Sicilia

Cpr Pozzallo, giudice Apostolico non convalida i trattenimenti di altri 4 migranti

Iolanda Apostolico, giudice del Tribunale di Catania, ha deciso nuovamente di non convalidare i trattenimenti di altri quattro migranti tunisini presso il Cpr di Pozzallo che erano stati disposti dal questore di Ragusa.

Si tratta, quindi, del secondo provvedimento, dopo che domenica non erano stati convalidati ben sei ordini di permanenza.

La giudice etnea era finita nella bufera dopo la pubblicazione di un video in cui era stata filmata mentre, ad agosto 2018, protestava contro la decisione dell’allora ministro dell’Interno, Matteo Salvini, di non far sbarcare in porto 150 profughi.

Le motivazioni della mancata convalida

In uno dei quattro provvedimenti che negano la convalida del trattenimento, la giudice Apostolico scrive: “Il richiedente non può essere trattenuto al solo fine di esaminare la sua domanda e, come già affermato da precedenti decisioni di questo Tribunale, il trattenimento di un richiedente protezione internazionale per le direttive europee, costituendo una misura di privazione della libertà personale, è legittimamente realizzabile soltanto in presenza delle condizioni giustificative previste dalla legge”.

La giudice ribadisce quindi inoltre, come già scritto in altre ordinanze, che lo status di richiedente asilo si assume con la manifestazione della volontà del singolo di invocare la protezione e nei quattro casi trattati tale volontà è stata espressa già a Lampedusa. A Pozzallo, infatti, i profughi tunisini si erano limitati a ribadire quanto chiesto sull’isola al loro arrivo, quindi per legge la cosiddetta procedura di frontiera non può essere loro applicata e quindi il trattenimento decade.

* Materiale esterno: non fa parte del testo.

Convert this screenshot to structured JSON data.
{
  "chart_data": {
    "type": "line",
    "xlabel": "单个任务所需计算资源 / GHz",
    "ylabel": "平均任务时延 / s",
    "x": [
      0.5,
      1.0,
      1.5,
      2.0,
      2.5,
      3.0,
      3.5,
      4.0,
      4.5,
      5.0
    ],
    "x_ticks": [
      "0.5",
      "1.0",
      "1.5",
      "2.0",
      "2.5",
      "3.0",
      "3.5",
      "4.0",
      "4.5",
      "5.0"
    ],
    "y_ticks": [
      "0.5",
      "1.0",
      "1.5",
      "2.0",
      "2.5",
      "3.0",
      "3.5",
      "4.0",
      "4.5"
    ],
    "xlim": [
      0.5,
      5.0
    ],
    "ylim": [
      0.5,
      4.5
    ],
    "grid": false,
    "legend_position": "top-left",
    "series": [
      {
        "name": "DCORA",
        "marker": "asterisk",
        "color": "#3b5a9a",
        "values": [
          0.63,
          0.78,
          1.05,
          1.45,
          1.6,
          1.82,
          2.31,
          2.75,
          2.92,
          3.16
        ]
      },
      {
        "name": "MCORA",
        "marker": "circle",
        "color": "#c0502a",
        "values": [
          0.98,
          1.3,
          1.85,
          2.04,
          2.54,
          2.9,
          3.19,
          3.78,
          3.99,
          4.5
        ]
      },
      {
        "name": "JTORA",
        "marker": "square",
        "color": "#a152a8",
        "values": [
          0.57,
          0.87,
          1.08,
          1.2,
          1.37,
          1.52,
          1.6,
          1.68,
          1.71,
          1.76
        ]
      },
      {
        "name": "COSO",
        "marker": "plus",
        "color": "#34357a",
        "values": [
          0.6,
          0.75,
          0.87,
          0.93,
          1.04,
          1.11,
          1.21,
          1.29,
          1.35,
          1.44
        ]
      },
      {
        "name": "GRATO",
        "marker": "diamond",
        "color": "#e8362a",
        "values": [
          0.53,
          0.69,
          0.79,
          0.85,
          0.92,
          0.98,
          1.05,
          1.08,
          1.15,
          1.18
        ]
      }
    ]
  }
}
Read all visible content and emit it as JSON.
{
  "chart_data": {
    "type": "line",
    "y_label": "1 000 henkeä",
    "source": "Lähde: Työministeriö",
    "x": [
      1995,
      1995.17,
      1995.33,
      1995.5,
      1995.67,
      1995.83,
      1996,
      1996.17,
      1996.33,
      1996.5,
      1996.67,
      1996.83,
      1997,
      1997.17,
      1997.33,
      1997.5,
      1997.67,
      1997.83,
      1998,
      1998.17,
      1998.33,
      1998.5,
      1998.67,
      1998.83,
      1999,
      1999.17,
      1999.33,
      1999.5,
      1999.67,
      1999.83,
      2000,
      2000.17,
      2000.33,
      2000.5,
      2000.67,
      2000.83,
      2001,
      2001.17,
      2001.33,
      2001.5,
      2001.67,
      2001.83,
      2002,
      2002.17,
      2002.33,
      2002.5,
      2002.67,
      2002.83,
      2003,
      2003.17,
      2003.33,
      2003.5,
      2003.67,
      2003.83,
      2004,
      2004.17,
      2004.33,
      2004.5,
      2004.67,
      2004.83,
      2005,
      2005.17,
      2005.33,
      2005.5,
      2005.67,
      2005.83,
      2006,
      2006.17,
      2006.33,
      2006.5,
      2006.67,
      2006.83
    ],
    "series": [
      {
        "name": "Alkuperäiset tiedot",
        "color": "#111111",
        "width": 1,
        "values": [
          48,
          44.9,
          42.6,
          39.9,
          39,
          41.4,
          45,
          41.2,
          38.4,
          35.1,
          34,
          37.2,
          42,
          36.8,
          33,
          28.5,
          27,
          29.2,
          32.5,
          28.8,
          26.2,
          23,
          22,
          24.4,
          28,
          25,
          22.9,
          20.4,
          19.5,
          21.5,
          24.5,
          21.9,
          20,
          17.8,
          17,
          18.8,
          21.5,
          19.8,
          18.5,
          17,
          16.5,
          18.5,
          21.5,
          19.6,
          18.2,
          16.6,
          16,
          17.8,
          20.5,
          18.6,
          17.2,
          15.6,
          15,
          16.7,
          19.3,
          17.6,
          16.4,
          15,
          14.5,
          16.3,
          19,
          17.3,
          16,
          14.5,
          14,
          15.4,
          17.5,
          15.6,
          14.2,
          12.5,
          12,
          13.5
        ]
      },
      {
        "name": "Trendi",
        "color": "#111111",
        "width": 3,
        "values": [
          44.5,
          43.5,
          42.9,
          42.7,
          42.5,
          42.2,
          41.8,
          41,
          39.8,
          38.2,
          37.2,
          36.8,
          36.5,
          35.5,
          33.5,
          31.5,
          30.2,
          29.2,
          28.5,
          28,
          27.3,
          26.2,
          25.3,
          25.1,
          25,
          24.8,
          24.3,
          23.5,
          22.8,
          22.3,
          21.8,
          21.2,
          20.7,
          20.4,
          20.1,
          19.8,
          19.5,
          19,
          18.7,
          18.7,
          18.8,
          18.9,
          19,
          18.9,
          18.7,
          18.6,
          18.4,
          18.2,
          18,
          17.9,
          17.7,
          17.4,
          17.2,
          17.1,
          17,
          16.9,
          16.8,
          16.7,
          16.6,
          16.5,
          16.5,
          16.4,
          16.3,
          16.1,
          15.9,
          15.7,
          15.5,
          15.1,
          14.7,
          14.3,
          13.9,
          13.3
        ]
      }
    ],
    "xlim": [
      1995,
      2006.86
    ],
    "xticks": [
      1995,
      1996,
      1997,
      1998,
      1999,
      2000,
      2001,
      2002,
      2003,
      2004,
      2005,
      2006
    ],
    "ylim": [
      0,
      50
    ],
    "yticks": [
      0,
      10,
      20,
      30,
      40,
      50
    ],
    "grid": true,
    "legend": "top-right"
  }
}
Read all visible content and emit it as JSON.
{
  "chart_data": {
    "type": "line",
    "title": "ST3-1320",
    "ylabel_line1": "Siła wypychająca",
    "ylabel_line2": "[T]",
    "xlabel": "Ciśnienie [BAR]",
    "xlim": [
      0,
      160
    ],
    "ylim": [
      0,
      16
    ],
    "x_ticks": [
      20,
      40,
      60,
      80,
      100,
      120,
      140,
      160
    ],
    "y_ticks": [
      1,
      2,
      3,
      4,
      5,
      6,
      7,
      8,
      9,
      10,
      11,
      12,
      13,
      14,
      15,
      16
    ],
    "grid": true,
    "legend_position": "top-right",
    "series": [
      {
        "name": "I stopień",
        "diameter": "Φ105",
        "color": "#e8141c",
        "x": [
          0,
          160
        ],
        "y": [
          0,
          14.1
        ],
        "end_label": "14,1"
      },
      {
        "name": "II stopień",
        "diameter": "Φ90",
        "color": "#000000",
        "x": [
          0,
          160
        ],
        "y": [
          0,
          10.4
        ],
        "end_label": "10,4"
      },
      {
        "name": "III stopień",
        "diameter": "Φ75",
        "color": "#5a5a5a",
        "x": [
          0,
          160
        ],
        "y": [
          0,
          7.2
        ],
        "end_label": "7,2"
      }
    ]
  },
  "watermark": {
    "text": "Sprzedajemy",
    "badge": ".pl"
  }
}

La giudice Apostolico ribadisce incompatibilità con direttiva Ue 2013

“Norma della ‘garanzia’ incompatibile con direttiva Ue 2013” E ancora, la Apostolico ha rilevato che la norma del decreto Cutro che prevede il pagamento di una somma a garanzia come mezzo per evitare il trattenimento è “incompatibile con la direttiva Ue del 2013“, come interpretata dalla giurisprudenza, secondo cui “il trattenimento può avere luogo soltanto ove necessario, sulla base di una valutazione caso per caso, salvo che non siano applicabili efficacemente misure alternative meno coercitive”. Infine, la giudice cita una sentenza della Corte di giustizia del 2020 secondo cui le norme Ue “devono essere interpretate nel senso che ostano, in primo luogo, al fatto che un richiedente protezione internazionale sia trattenuto per il solo fatto che non può sovvenire alle sue necessità”.